US removes Syria from terror blacklist after 47 years, opening doors for crypto adoption and stablecoin-powered aid
The longest-standing state sponsor of terrorism designation in US history is finally being lifted, and the crypto industry is already positioning itself to fill Syria's massive financial infrastructure gap.
The United States announced on Wednesday that it will remove Syria from its list of state sponsors of terrorism, ending a designation that has been in place since 1979. That’s 47 years of being on Washington’s naughty list, the longest stretch for any country in the program’s history.
Secretary of State Marco Rubio communicated the decision, which kicks off a 45-day review period before taking effect, assuming Congress doesn’t intervene. The move follows a meeting between President Donald Trump and Syrian President Ahmed al-Sharaa at a NATO summit in Turkey, and it represents the final domino in a series of sanctions rollbacks that have quietly been reshaping Syria’s financial landscape, particularly for digital assets.
A year of unwinding restrictions
Executive Order 14312 terminated the comprehensive Syria sanctions program on July 1, 2025. In July 2025, the US revoked the Foreign Terrorist Organization designation for Hay’at Tahrir al-Sham, the armed group that al-Sharaa previously led.
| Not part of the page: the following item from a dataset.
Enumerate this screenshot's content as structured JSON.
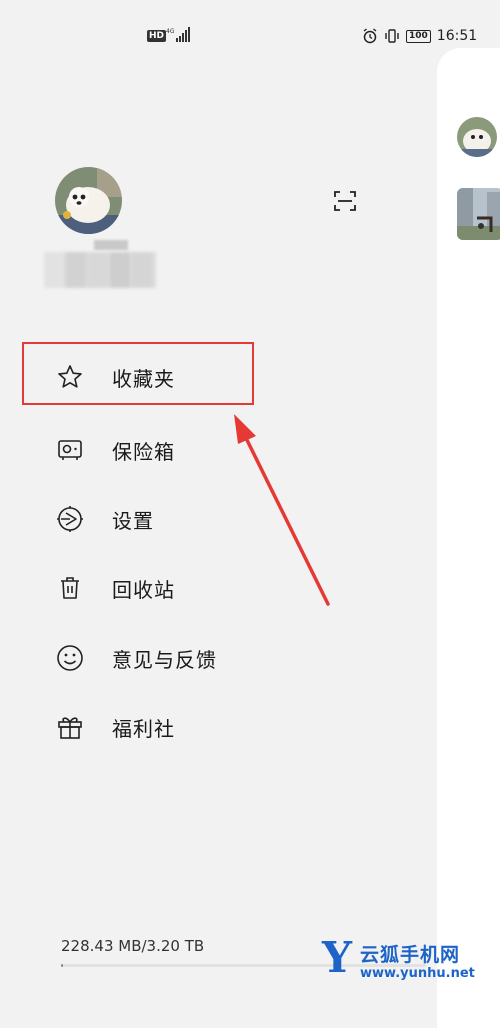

By November 2025, al-Sharaa himself was delisted from the Specially Designated Global Terrorist lists, with the United Nations taking similar actions around the same time.
Why crypto is the immediate beneficiary
The sanctions relief in 2025 already enabled Binance to allow trading of over 300 tokens for Syrian residents. Germany ran a pilot program in 2026 using USDC stablecoin payments for humanitarian aid corridors into Syria, and the results were striking: cost reductions of up to 73% compared to traditional remittance and aid disbursement channels.
The competitive landscape for crypto platforms
The SST delisting removes the most severe category of US sanctions risk, which means compliance departments at other major exchanges and fintech platforms will start greenlighting Syria as a serviceable market.
For stablecoin issuers like Circle, the German USDC pilot offers a compelling proof of concept. If USDC or similar stablecoins can consistently deliver 73% cost savings, that’s not a niche use case. That’s a potential standard operating procedure for aid delivery worldwide.
The 45-day review period means the SST delisting could take effect by late August 2026. Congressional opposition could theoretically block the delisting, and Syria’s political stability under al-Sharaa also remains an open question.